Summary of Contamination Evidence¶

Type	Evidence
Retrieval overlap	45%+ in QA benchmarks
Inference capability	GPT-4 recovers 57% of masked MMLU answers
Curation bias	Humanity's Last Exam targets only failures of 5 models
Saturation	SuperGLUE saturated within months

Key Findings¶

Data contamination is not a marginal issue—45% overlap suggests that a substantial portion of benchmark performance may reflect memorization rather than reasoning.
Private benchmarks transfer epistemic authority—from community consensus to curator fiat.
The lack of standardized evaluation makes cross-model comparisons unreliable, as different evaluations employ different few-shot settings and prompt templates.

Highlights & Insights¶

The insights from psychometrics for AI evaluation are profound: humanity has centuries of experience designing cheat-resistant examinations, and AI evaluation should borrow from this tradition rather than reinvent it.
The game-theoretic design of the reputation system exhibits the rigor of mechanism design—incentive compatibility and collusion deterrence.
"Don't let AI be its own judge" cuts to the core—self-evaluation is inherently subject to conflicts of interest.

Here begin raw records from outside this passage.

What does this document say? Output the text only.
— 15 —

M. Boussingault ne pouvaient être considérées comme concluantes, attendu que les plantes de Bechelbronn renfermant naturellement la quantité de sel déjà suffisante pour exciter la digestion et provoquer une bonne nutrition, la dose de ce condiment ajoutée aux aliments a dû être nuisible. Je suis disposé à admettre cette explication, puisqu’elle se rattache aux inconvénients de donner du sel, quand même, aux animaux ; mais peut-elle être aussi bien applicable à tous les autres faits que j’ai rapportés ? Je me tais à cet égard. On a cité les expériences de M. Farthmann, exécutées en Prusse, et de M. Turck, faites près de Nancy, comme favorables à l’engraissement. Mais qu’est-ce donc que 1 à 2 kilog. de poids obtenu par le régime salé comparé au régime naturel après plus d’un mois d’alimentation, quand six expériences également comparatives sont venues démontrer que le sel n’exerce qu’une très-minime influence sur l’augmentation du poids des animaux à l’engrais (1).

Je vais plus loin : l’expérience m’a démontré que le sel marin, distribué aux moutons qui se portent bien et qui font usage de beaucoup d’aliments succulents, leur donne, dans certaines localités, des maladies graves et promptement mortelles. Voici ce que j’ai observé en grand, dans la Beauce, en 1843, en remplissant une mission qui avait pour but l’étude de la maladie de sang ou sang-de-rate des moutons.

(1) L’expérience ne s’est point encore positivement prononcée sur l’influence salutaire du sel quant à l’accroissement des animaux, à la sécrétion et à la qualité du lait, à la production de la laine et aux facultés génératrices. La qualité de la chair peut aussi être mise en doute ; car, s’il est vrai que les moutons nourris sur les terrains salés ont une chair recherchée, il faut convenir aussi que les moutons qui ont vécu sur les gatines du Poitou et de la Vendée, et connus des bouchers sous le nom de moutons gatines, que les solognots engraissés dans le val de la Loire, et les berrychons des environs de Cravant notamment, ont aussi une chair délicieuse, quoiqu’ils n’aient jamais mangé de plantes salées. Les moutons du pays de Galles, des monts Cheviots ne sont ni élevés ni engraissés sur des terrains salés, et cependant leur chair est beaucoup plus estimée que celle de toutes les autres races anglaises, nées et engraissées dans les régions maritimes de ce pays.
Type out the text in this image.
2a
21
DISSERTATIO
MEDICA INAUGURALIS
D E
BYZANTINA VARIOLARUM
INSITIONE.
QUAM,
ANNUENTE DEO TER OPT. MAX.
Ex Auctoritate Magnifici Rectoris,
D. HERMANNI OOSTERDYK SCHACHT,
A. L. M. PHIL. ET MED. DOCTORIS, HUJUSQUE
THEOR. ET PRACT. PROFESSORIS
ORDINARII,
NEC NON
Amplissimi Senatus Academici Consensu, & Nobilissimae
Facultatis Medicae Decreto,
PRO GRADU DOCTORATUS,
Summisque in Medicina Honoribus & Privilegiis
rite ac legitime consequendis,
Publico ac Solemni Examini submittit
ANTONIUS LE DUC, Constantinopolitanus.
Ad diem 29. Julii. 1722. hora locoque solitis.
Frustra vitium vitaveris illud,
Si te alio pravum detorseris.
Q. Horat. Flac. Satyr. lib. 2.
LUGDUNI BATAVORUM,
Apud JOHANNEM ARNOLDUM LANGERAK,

Limitations & Future Work¶

The temporal fairness dilemma has no perfect solution—models evaluated at different times face different questions.
A sustained supply of high-quality questions is required (a non-trivial burden), and long-term sustainability remains uncertain.
The formalization of economic incentives and reputation mechanisms is incomplete and requires rigorous game-theoretic analysis.
A neutral operating organization (e.g., NIST or MLCommons) is necessary, but such organizations may themselves harbor preferences.
A trade-off exists between responsiveness and certification-grade rigor—the hybrid solution increases system complexity.
Designing unified standards for cross-modal evaluation (text/image/audio/code) is challenging.
Standardizing inference environments for API-only models remains unresolved.

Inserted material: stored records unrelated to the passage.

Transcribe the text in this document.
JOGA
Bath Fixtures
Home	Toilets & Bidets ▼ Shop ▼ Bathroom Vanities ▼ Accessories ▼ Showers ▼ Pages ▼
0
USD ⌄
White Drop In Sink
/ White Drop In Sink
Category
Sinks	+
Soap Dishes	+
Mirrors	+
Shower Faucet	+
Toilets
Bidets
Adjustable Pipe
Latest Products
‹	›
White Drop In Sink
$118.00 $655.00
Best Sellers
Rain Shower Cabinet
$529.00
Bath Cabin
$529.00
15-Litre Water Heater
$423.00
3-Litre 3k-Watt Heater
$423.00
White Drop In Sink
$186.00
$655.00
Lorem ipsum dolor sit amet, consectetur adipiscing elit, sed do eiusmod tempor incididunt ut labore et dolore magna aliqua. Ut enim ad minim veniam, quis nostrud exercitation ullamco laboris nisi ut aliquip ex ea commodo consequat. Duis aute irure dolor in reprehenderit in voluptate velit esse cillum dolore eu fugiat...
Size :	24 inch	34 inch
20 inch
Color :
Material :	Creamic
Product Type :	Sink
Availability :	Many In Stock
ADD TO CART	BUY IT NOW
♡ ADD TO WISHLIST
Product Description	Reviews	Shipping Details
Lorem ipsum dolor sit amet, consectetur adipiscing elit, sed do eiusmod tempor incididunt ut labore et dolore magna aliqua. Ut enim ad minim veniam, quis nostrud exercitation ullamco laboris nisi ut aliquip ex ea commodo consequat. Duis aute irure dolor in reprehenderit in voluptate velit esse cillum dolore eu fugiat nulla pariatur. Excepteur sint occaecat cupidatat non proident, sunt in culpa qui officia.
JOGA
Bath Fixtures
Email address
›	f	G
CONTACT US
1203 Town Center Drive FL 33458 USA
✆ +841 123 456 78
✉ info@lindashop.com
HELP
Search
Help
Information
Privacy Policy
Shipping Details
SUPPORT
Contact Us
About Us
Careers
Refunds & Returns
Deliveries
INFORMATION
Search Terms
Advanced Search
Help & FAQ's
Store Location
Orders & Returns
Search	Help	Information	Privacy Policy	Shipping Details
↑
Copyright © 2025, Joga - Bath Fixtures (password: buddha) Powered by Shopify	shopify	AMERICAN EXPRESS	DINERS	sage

vs. MMLU/SuperGLUE: Static, one-time benchmarks; PeerBench employs continuous updates.
vs. Chatbot Arena: Crowdsourced comparisons with limited quality control; PeerBench incorporates peer review.
vs. LiveBench: Monthly updates but opaque quality control.
vs. Kaggle competition format: Kaggle uses private test sets but lacks rolling updates and peer review; PeerBench is more complete.
Insight: Any evaluation employing LLM-as-Judge should be alert to self-evaluation bias; cross-validation is essential.
vs. SWE-bench/METR: Capability evaluations with fixed questions; PeerBench's rolling alternation ensures freshness.
Analogy to blockchain: PeerBench's hash commitments, slashing penalties, and decentralized auditing draw on blockchain trust mechanisms.
Analogy to academic peer review: The reviewer reputation system parallels academic refereeing but with a higher degree of automation.

Rating¶

Novelty: ⭐⭐⭐⭐⭐ Importing psychometric principles into AI evaluation represents a profound paradigm shift.
Experimental Thoroughness: ⭐⭐⭐ Primarily a design proposal; empirical validation is limited.
Writing Quality: ⭐⭐⭐⭐⭐ Critique is sharp yet constructive; institutional design is detailed.
Value: ⭐⭐⭐⭐⭐ May fundamentally reshape AI evaluation paradigms; prototype peerbench.ai is already live.